If courts decide what does or does not constitute pervasive sectarianism—and thus which schools can have campus police—they will have a powerful carrot—state-sanctioned police authority and the substantial benefits that come with it—that can be used to influence what is actually taught at private religious schools. Even with the best of intentions, that could have a chilling effect on the curriculum and institutional choices of schools like Davidson, Campbell, Duke, Wake Forest, and the thirty-two other private colleges in the state, most of which have religious roots. It may even lead such colleges to abandon their religious connections altogether.
State Attorney General Roy Cooper has told Davidson officials that his office will ask the North Carolina Supreme Court to review the decision, and Davidson College released an official statement saying that it supports Cooper’s efforts.
If the Supremes do not reverse the ruling, Belmont Abbey College, a Catholic-based school in Belmont, North Carolina, is another institution that may be affected. Richard Hoefling, legal counsel for Belmont Abbey, is concerned that this threat to the authority of religious schools’ campus police may end up hurting students. Such a development could make the students less safe and potentially drain some of the school’s financial resources. “This is clearly a monetary and security and safety issue,” Hoefling remarked.
Duke University is also nominally religious and therefore the authority of its police may be challenged. In fact, local attorneys have already threatened to do just that. Duke’s Mike Shoenfeld, vice president for public affairs and government relations, believes that losing police authority could endanger students and, in the case of Duke Health Care, patients.
“Maintaining safety and security for residents, employees and guests requires a sophisticated police force that utilizes both best practices and the latest technology,” Schoenfeld said. “Duke Police, like the police forces of many private universities, includes officers and staff who are specially trained to handle the unique challenges presented by an educational and health care facility. As a result, Duke police officers are required to meet, and in some cases exceed, the standards for training, experience and performance that are in place for municipal departments.” Relying on outside help to maintain safety would mean that such specialized training would not be guaranteed.

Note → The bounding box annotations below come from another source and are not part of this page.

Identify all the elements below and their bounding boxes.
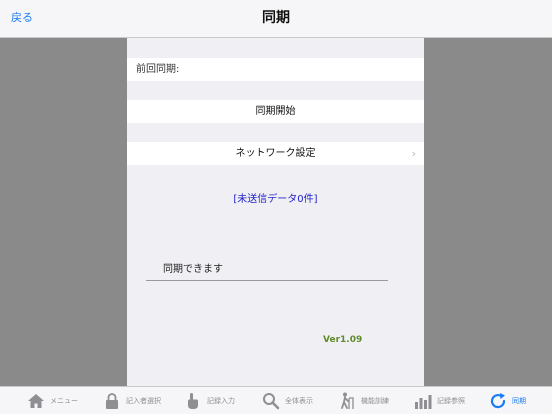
tab-sync[interactable]: 同期	[489, 387, 526, 414]
sync-panel: 前回同期: 同期開始 ネットワーク設定 › [未送信データ0件] 同期できます …	[127, 38, 424, 386]
bar-chart-icon	[415, 394, 432, 409]
tab-record-view[interactable]: 記録参照	[414, 387, 465, 414]
tab-overview-label: 全体表示	[285, 396, 313, 405]
tab-record-input[interactable]: 記録入力	[184, 387, 235, 414]
last-sync-label: 前回同期:	[136, 64, 180, 75]
network-settings-label: ネットワーク設定	[235, 148, 316, 159]
chevron-right-icon: ›	[411, 147, 416, 160]
start-sync-label: 同期開始	[255, 106, 296, 117]
page-title: 同期	[262, 10, 290, 26]
home-icon	[28, 393, 44, 408]
tab-training-label: 機能訓練	[361, 396, 389, 405]
tab-training[interactable]: 機能訓練	[338, 387, 389, 414]
lock-icon	[106, 392, 118, 409]
sync-status-field: 同期できます	[146, 260, 388, 281]
tab-menu[interactable]: メニュー	[27, 387, 78, 414]
tab-bar: メニュー 記入者選択 記録入力 全体表示 機能訓練 記録参照 同期	[0, 386, 552, 414]
right-side-panel	[424, 38, 552, 386]
walker-icon	[341, 392, 354, 409]
search-icon	[263, 392, 280, 409]
tab-record-view-label: 記録参照	[437, 396, 465, 405]
network-settings-row[interactable]: ネットワーク設定 ›	[127, 142, 424, 165]
left-side-panel	[0, 38, 127, 386]
version-label: Ver1.09	[323, 335, 363, 345]
tab-writer-select-label: 記入者選択	[126, 396, 161, 405]
sync-status-text: 同期できます	[163, 264, 223, 275]
last-sync-row: 前回同期:	[127, 58, 424, 81]
sync-icon	[490, 392, 506, 408]
hand-pointer-icon	[188, 392, 198, 409]
tab-record-input-label: 記録入力	[207, 396, 235, 405]
tab-overview[interactable]: 全体表示	[262, 387, 313, 414]
tab-sync-label: 同期	[512, 396, 526, 405]
navigation-bar: 戻る 同期	[0, 0, 552, 38]
tab-menu-label: メニュー	[50, 396, 78, 405]
start-sync-button[interactable]: 同期開始	[127, 100, 424, 123]
unsent-data-count: [未送信データ0件]	[233, 194, 318, 205]
tab-writer-select[interactable]: 記入者選択	[103, 387, 161, 414]
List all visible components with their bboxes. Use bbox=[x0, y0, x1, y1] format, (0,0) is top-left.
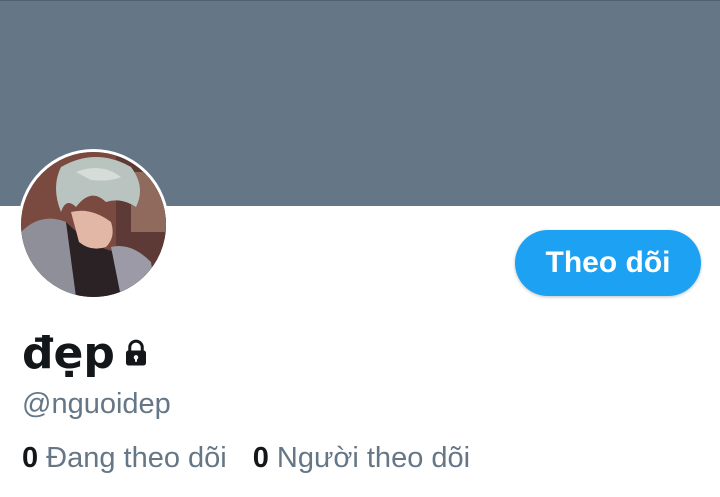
follow-button[interactable]: Theo dõi bbox=[515, 230, 701, 296]
followers-label: Người theo dõi bbox=[276, 442, 471, 474]
profile-screen: Theo dõi đẹp @nguoidep 0 Đang theo dõi 0… bbox=[0, 0, 720, 497]
following-count: 0 bbox=[22, 442, 39, 474]
display-name-row: đẹp bbox=[22, 324, 151, 384]
avatar-photo bbox=[21, 152, 166, 297]
display-name: đẹp bbox=[22, 328, 115, 379]
profile-handle: @nguoidep bbox=[22, 388, 171, 420]
avatar[interactable] bbox=[18, 149, 169, 300]
profile-stats: 0 Đang theo dõi 0 Người theo dõi bbox=[22, 436, 496, 480]
lock-icon bbox=[121, 338, 151, 368]
followers-stat[interactable]: 0 Người theo dõi bbox=[253, 436, 470, 480]
followers-count: 0 bbox=[252, 442, 269, 474]
following-label: Đang theo dõi bbox=[46, 442, 227, 474]
following-stat[interactable]: 0 Đang theo dõi bbox=[22, 436, 227, 480]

Both Hoefling and Schoenfeld additionally expressed concerns about the burden imposed on the local communities by having to rely on the municipal police for campus safety. “Duke’s privately-funded police department relieves the local government of what would be a considerable expense to provide the same level of service to the campus,” says Schoenfeld. The Durham Herald-Sun has reported that Campbell University currently shells out $400,000 annually to the Harnett County Sheriff’s Office for its (presumably less-than-ideal) services.

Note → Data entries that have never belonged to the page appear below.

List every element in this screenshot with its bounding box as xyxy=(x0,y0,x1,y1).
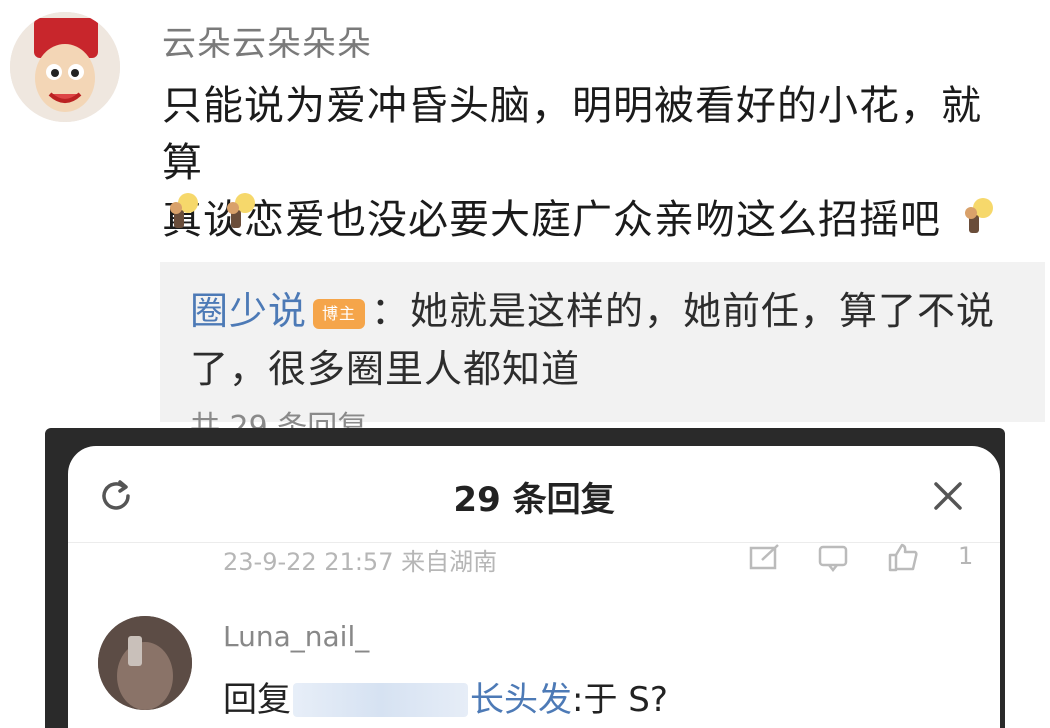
comment-username[interactable]: 云朵云朵朵朵 xyxy=(162,16,372,65)
like-count: 1 xyxy=(958,542,974,570)
reply-username[interactable]: Luna_nail_ xyxy=(223,620,369,653)
reply-text: 圈少说 博主 ：她就是这样的，她前任，算了不说了，很多圈里人都知道 xyxy=(190,282,1020,398)
emoji-row xyxy=(160,190,269,234)
share-icon[interactable] xyxy=(748,542,782,572)
comment-line-2: 真谈恋爱也没必要大庭广众亲吻这么招摇吧 xyxy=(162,197,941,243)
reply-preview[interactable]: 圈少说博主：她就是这样的，她前任，算了不说了，很多圈里人都知道 共 29 条回复 xyxy=(160,262,1045,445)
reply-meta: 23-9-22 21:57 来自湖南 xyxy=(223,548,498,576)
weibo-comment-section: 云朵云朵朵朵 只能说为爱冲昏头脑，明明被看好的小花，就算 真谈恋爱也没必要大庭广… xyxy=(0,0,1050,445)
lightbulb-person-icon xyxy=(964,198,993,233)
replies-sheet: 29 条回复 23-9-22 21:57 来自湖南 1 Luna_nail_ 回… xyxy=(68,446,1000,728)
comment-text: 只能说为爱冲昏头脑，明明被看好的小花，就算 真谈恋爱也没必要大庭广众亲吻这么招摇… xyxy=(162,78,1022,249)
blurred-username xyxy=(293,683,468,717)
reply-body: 回复 长头发:于 S? xyxy=(223,672,668,721)
avatar[interactable] xyxy=(98,616,192,710)
lightbulb-person-icon xyxy=(170,193,198,228)
close-icon[interactable] xyxy=(928,476,968,516)
comment-icon[interactable] xyxy=(817,542,851,573)
sheet-title: 29 条回复 xyxy=(453,480,615,520)
reply-actions xyxy=(748,542,950,576)
reply-prefix: 回复 xyxy=(223,680,291,720)
comment-line-1: 只能说为爱冲昏头脑，明明被看好的小花，就算 xyxy=(162,83,982,186)
like-icon[interactable] xyxy=(886,542,920,572)
avatar[interactable] xyxy=(10,12,120,122)
reply-mention[interactable]: 长头发 xyxy=(470,680,572,720)
reply-suffix: :于 S? xyxy=(572,680,668,720)
reply-author[interactable]: 圈少说 xyxy=(190,289,307,333)
lightbulb-person-icon xyxy=(227,193,256,228)
reply-content: ：她就是这样的，她前任，算了不说了，很多圈里人都知道 xyxy=(190,289,996,391)
blogger-badge: 博主 xyxy=(313,299,366,329)
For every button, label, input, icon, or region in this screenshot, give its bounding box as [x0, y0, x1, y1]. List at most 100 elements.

Campbell and Pfeiffer have not complained publicly about increased costs, but the string of rulings certainly imposes a burden on nominally religious schools that secularized schools do not have to put up with.
If the Supreme Court is to protect religious freedom in North Carolina, it should reverse the original Pendleton ruling. Pendleton ostensibly maintains the separation of church and state, but in reality it imposes a significant burden specifically on religious institutions.
The Supreme Court should also resist the temptation to follow Yencey’s lead in deciding “How much Bible is too much?” It should not use the opportunity to give the courts influence over religious universities’ institutional prerogatives. Such a ruling would be considerably more perverse than the most flagrant instances of “pervasiv[e] sectarianism,” whatever that means.